4. **`models`** explicitly lists the virtual models that the facade exposes so that they show up in `opencode models` and can be routed to.

#### How to use it:
Once this is in your config and your facade is running locally in another terminal (`just dev`), you can invoke opencode to use this new provider and model like so:

```bash
OPENROUTER_API_KEY="sk-or-..." opencode run --model fanoutlocal/fanout/minimal "Read my README.md file and summarize it."
```

#### Ad-hoc Model Routing with Opencode
Our facade supports ad-hoc fan-out by passing multiple models as a comma-separated string (e.g., `anthropic/claude-3.5-haiku,openai/gpt-4o-mini`). However, Opencode strictly validates model names locally before ever sending the request.

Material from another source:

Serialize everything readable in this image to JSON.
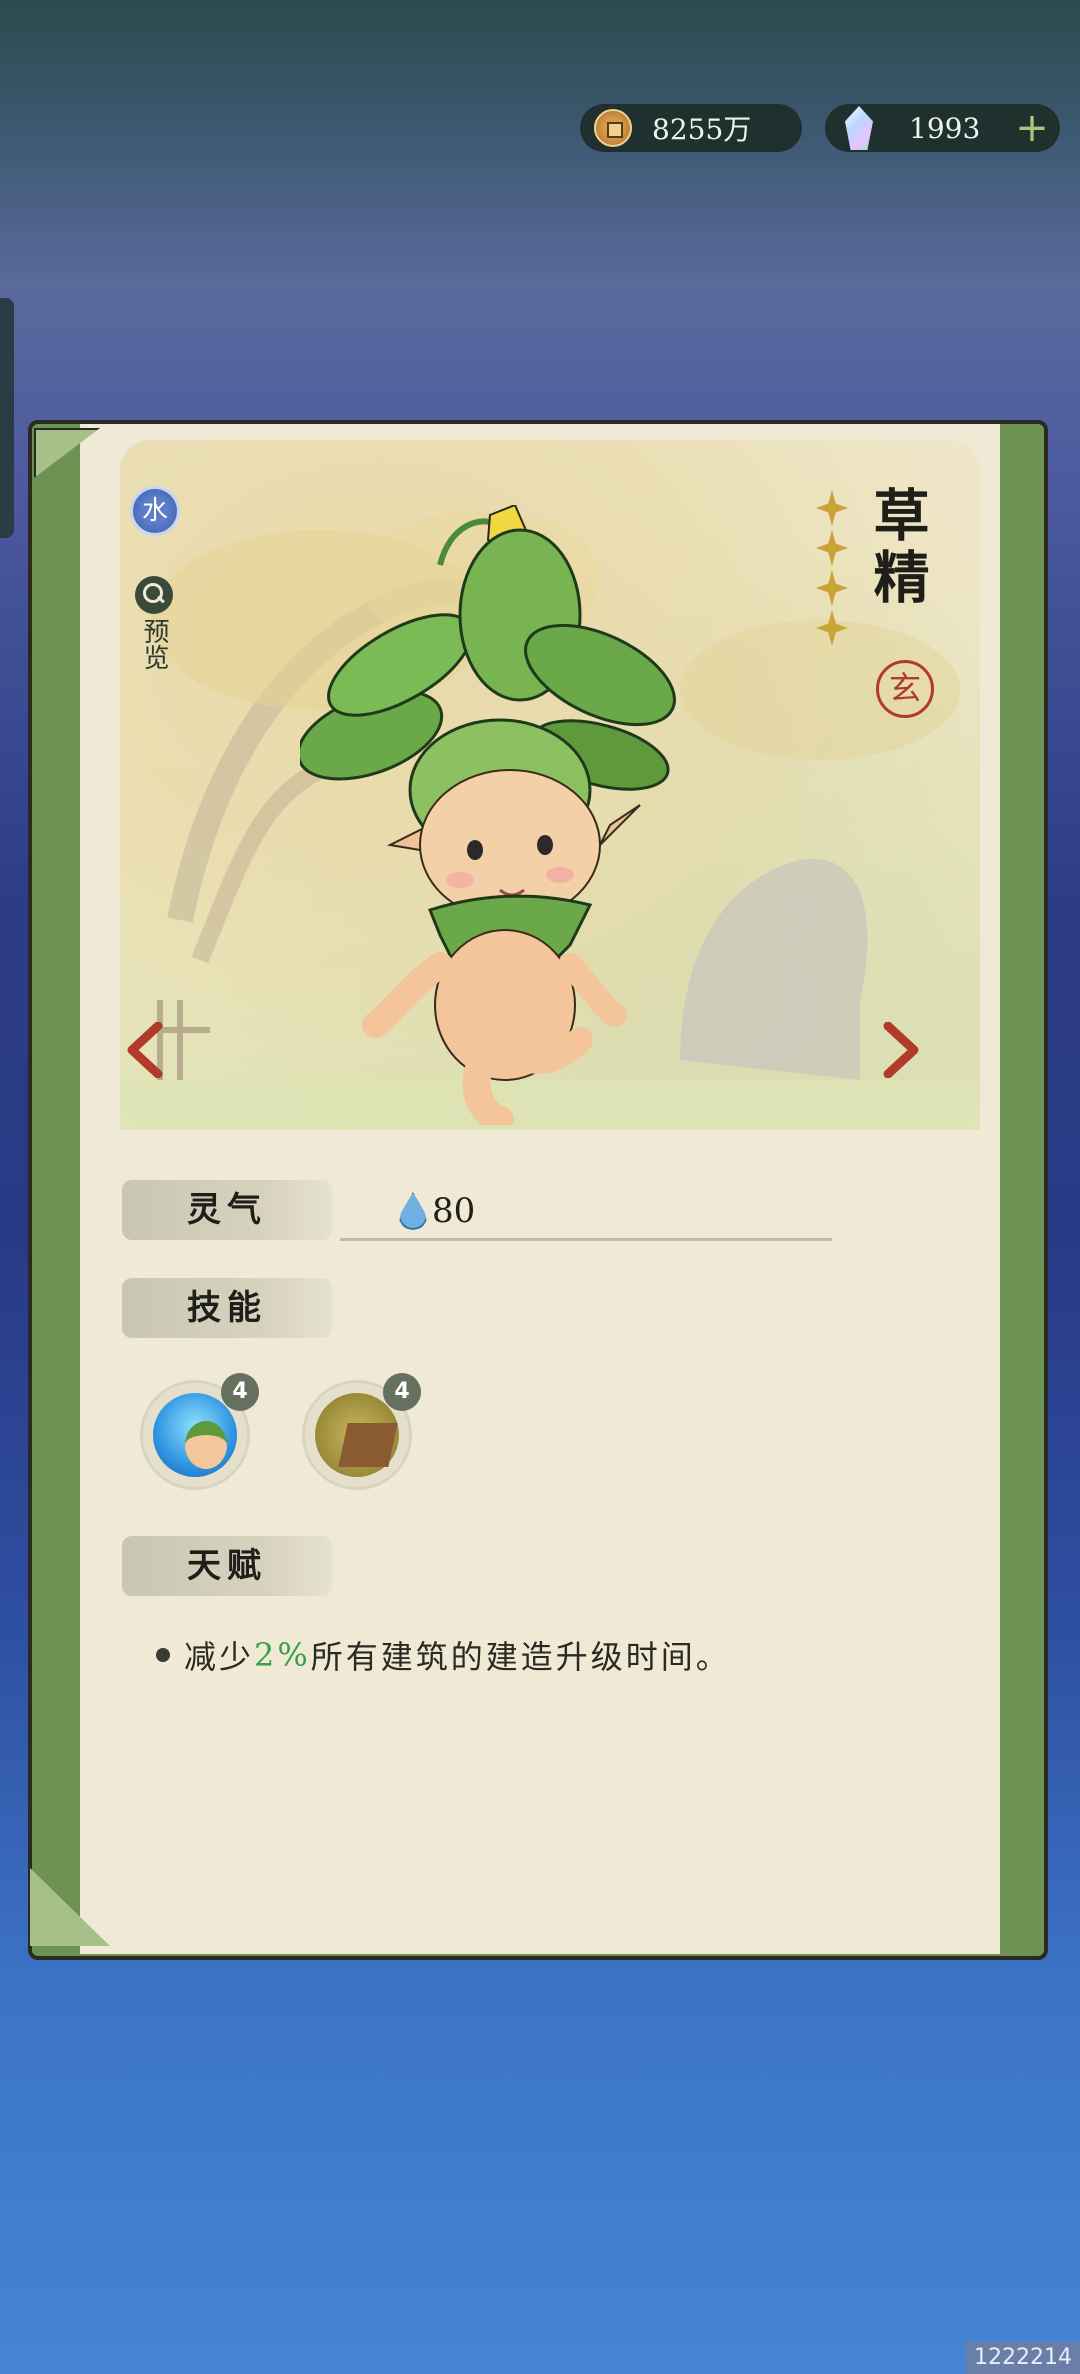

To use ad-hoc routing via Opencode, you must explicitly register your exact comma-separated string as a model in your `opencode.json` configuration:

```json
"models": {
"fanout/minimal": {
"name": "Fanout Minimal (Local)"
},
"anthropic/claude-3.5-haiku,openai/gpt-4o-mini": {
"name": "Ad-hoc Claude+GPT"
}
}
```

Then you can invoke it just like any other model:
```bash
OPENROUTER_API_KEY="sk-or-..." opencode run --model "fanoutlocal/anthropic/claude-3.5-haiku,openai/gpt-4o-mini" "Your prompt"
```

## Development and Testing

The project uses `pytest` for testing, `ruff` for linting/formatting, and relies heavily on live smoke testing against OpenRouter to ensure absolute contract parity.

```bash
# Run formatting and linting
uv run ruff format .
uv run ruff check .

# Run the test suite
# Note: The default test suite includes live smoke coverage against OpenRouter.
# OPENROUTER_API_KEY must be available via the environment or .env
uv run pytest
```

## Contributing

Contributions are welcome! Please ensure that:
1. You run `uv run ruff check .` and `uv run ruff format .` before submitting.
2. The entire test suite (`uv run pytest`) passes. If you are changing the API surface, pay special attention to the parity tests (`test_parity.py`).
3. You follow the existing code structure and formatting conventions.

## License

This project is licensed under the MIT License - see the LICENSE file for details.